Selama ribuan tahun, “Suriah” berarti Suriah Raya, atau Bilad-el-Sham (“Tanah Syam”), yang mencakup sebagian besar wilayah Syam dan sebagian wilayah Bulan Sabit Subur yang sekarang menjadi Lebanon, Suriah, Yordania, Israel. , Palestina, dan sebagian Turki dan Irak.

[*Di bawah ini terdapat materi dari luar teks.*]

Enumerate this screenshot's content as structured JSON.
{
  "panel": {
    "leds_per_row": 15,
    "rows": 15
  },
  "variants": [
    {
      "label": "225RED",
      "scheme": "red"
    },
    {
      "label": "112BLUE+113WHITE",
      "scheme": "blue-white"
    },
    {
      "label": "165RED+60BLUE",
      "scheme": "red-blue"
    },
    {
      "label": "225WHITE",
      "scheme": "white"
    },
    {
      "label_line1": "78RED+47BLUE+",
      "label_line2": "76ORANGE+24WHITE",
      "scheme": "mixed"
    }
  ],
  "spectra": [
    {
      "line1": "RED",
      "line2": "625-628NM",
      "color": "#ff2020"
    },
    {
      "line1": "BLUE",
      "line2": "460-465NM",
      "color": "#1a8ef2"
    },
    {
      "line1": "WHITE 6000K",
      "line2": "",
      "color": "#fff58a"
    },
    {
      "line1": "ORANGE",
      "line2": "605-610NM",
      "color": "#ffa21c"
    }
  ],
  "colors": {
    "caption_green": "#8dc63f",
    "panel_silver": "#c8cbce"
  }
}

Negara ini terpotong setelah runtuhnya Kekaisaran Ottoman oleh militerisme kekaisaran Perancis-Inggris yang mencegah lahirnya monarki konstitusional yang didukung oleh majelis terpilih pada tahun 1920. Negara hasil rekayasa kolonial tersebut diperkirakan akan mengalami masalah dan kerentanan yang sama seperti yang dialami sebagian besar negara-negara Arab. Hari ini.

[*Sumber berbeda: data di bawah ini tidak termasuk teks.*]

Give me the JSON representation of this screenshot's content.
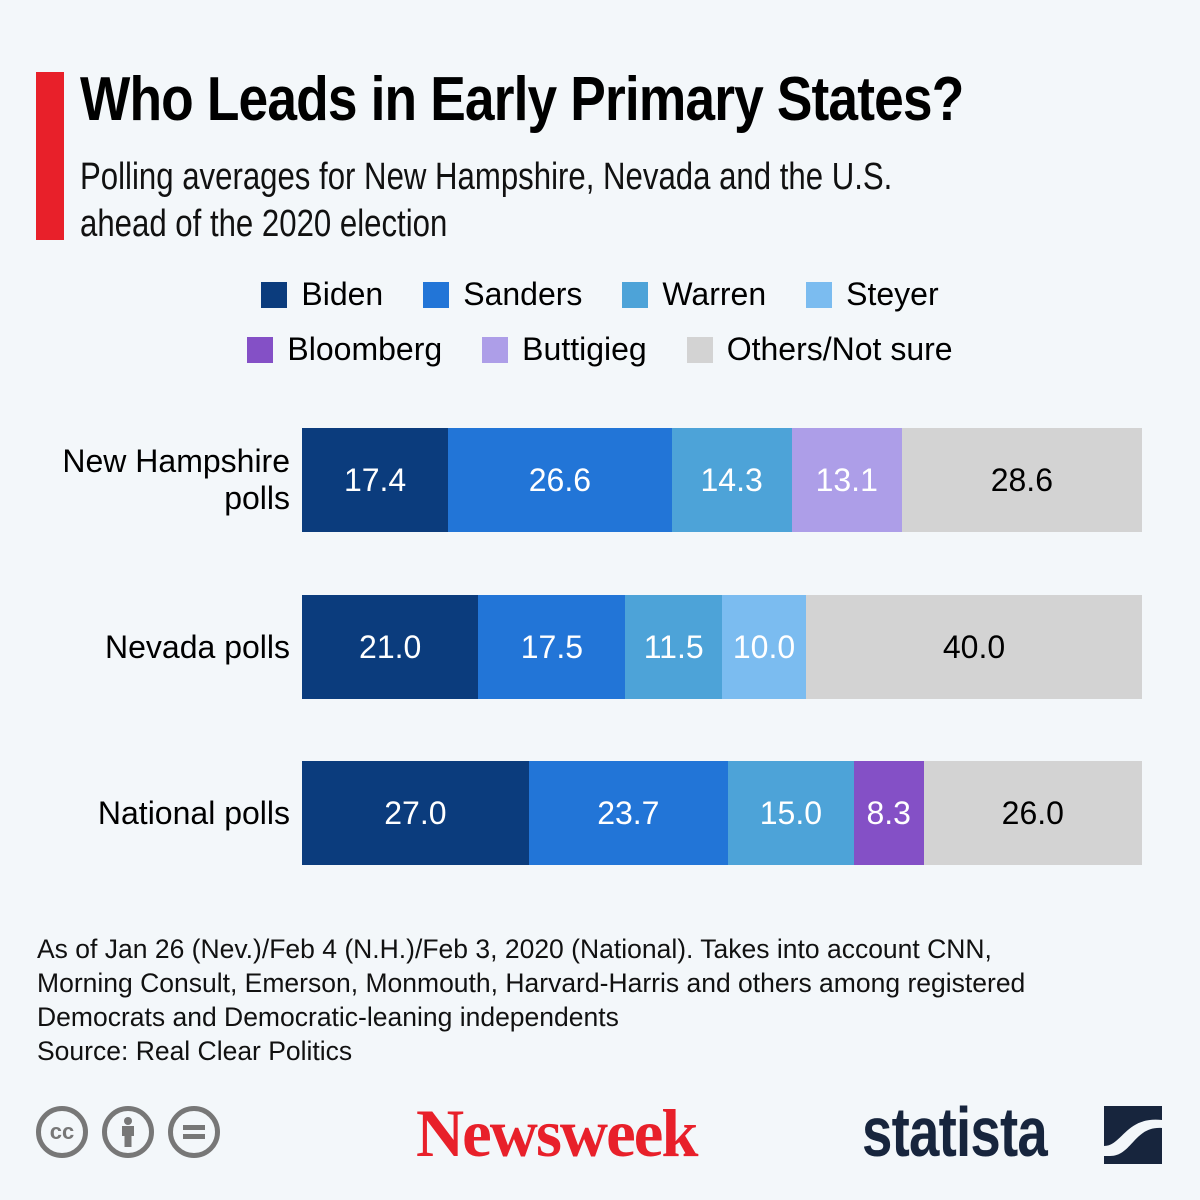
{
  "header": {
    "title": "Who Leads in Early Primary States?",
    "subtitle_line1": "Polling averages for New Hampshire, Nevada and the U.S.",
    "subtitle_line2": "ahead of the 2020 election",
    "accent_color": "#e8202a"
  },
  "chart_data": {
    "type": "bar",
    "orientation": "horizontal",
    "stacked": true,
    "title": "Who Leads in Early Primary States?",
    "subtitle": "Polling averages for New Hampshire, Nevada and the U.S. ahead of the 2020 election",
    "xlabel": "",
    "ylabel": "",
    "xlim": [
      0,
      100
    ],
    "grid": false,
    "legend_position": "top-center",
    "categories": [
      "New Hampshire polls",
      "Nevada polls",
      "National polls"
    ],
    "category_lines": [
      [
        "New Hampshire",
        "polls"
      ],
      [
        "Nevada polls"
      ],
      [
        "National polls"
      ]
    ],
    "series": [
      {
        "name": "Biden",
        "color": "#0b3c7d",
        "values": [
          17.4,
          21.0,
          27.0
        ],
        "labels": [
          "17.4",
          "21.0",
          "27.0"
        ]
      },
      {
        "name": "Sanders",
        "color": "#2275d7",
        "values": [
          26.6,
          17.5,
          23.7
        ],
        "labels": [
          "26.6",
          "17.5",
          "23.7"
        ]
      },
      {
        "name": "Warren",
        "color": "#4da3d8",
        "values": [
          14.3,
          11.5,
          15.0
        ],
        "labels": [
          "14.3",
          "11.5",
          "15.0"
        ]
      },
      {
        "name": "Steyer",
        "color": "#7bbcf0",
        "values": [
          0,
          10.0,
          0
        ],
        "labels": [
          "",
          "10.0",
          ""
        ]
      },
      {
        "name": "Bloomberg",
        "color": "#8450c6",
        "values": [
          0,
          0,
          8.3
        ],
        "labels": [
          "",
          "",
          "8.3"
        ]
      },
      {
        "name": "Buttigieg",
        "color": "#ad9ee8",
        "values": [
          13.1,
          0,
          0
        ],
        "labels": [
          "13.1",
          "",
          ""
        ]
      },
      {
        "name": "Others/Not sure",
        "color": "#d3d3d3",
        "values": [
          28.6,
          40.0,
          26.0
        ],
        "labels": [
          "28.6",
          "40.0",
          "26.0"
        ],
        "dark_text": true
      }
    ]
  },
  "notes": {
    "line1": "As of Jan 26 (Nev.)/Feb 4 (N.H.)/Feb 3, 2020 (National). Takes into account CNN,",
    "line2": "Morning Consult, Emerson, Monmouth, Harvard-Harris and others among registered",
    "line3": "Democrats and Democratic-leaning independents",
    "source": "Source: Real Clear Politics"
  },
  "footer": {
    "cc_icons": [
      "cc-icon",
      "attribution-icon",
      "no-derivatives-icon"
    ],
    "cc_text": "cc",
    "newsweek_logo": "Newsweek",
    "statista_logo": "statista",
    "newsweek_color": "#e8202a",
    "statista_color": "#17253d"
  }
}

Hal ini mencakup: perlawanan anti-kolonial dan perjuangan kemerdekaan yang tidak pernah mencapai kedaulatan penuh; intervensi militer asing tanpa henti; upaya pengambilan keputusan secara konsultatif dan partisipatif yang selalu berakhir dengan kediktatoran dan kekuasaan militer; terjadinya pembangunan yang nyata di bidang pendidikan, layanan kesehatan, infrastruktur, dan pertumbuhan ekonomi yang pada akhirnya mengalami stagnasi dan memburuk akibat korupsi, salah urus, dan kurangnya akuntabilitas; dan masyarakat majemuk yang sering kali menyerah pada perang sektarian yang dipicu oleh kekuatan eksternal.

Saat ini, banyak warga Arab dan warga lainnya di wilayah kami mengikuti transformasi Suriah dengan penuh harapan dan kekaguman. Kita semua ingin Suriah menjadi negara pertama di dunia Arab modern yang memiliki hak menentukan nasib sendiri, diakui oleh warga negara, dan benar-benar demokratis serta berdaulat.

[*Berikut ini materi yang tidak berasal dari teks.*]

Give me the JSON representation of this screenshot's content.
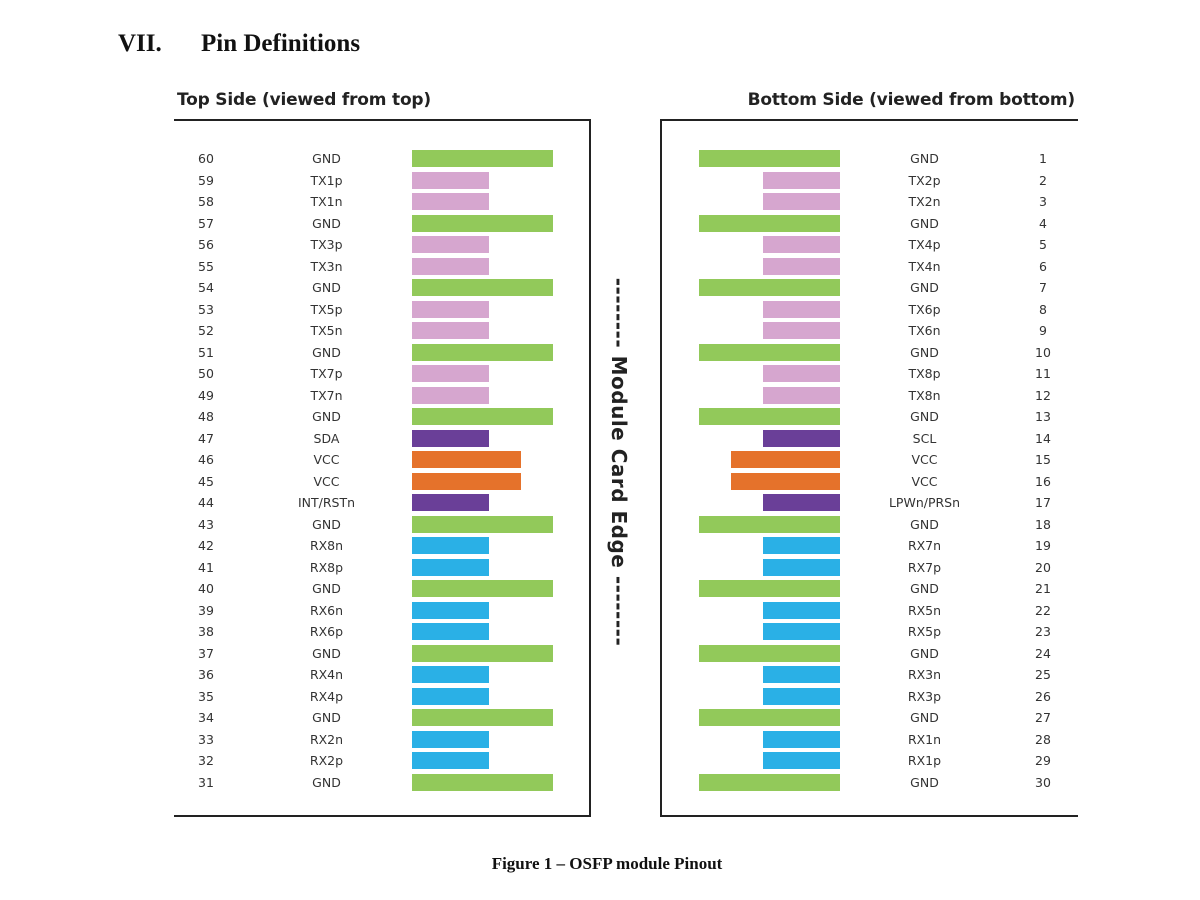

Kita tidak pernah lupa bahwa kepemimpinan Suriah saat ini berasal dari kelompok-kelompok Islam yang berjuang keras di Irak yang diduduki AS dan menggulingkan rezim Bashar al-Assad dengan bantuan AS, Israel, Turki, dan non-Suriah lainnya. Hal ini hanya menambah dukungan kami terhadap warga Suriah untuk mencapai tujuan ambisius mereka.

Kekuatan-kekuatan regional dan internasional yang bekerja lembur untuk mempengaruhi kepemimpinan baru Suriah akan menggunakan suap, senjata, dan akal-akalan untuk memastikan bahwa Suriah baru yang muncul akan selaras dengan mereka. Jika pemerintah baru menolak, mereka pasti akan menghadapi upaya yang diilhami dan didanai oleh pihak asing untuk menggulingkan mereka, seperti yang sering terjadi di masa lalu di wilayah ini.

Di satu sisi, perjuangan Suriah untuk mendapatkan status negara yang bermartabat dan stabil saat ini merupakan puncak dari dekade bersejarah namun telah gagal dalam pemberontakan massal Arab yang menuntut demokrasi, pluralisme, dan persamaan hak bagi semua orang. Seperti pada tahun 1920, Suriah saat ini juga menguji apakah kekuatan eksternal dapat mengizinkan warga negaranya untuk mendefinisikan diri mereka sendiri, dan memberikan contoh bagi negara-negara lain di kawasan. Jika ada warga Arab yang bisa mencapai hal ini, maka itu adalah warga Suriah, karena mereka telah mempraktikkannya selama 5.000 tahun.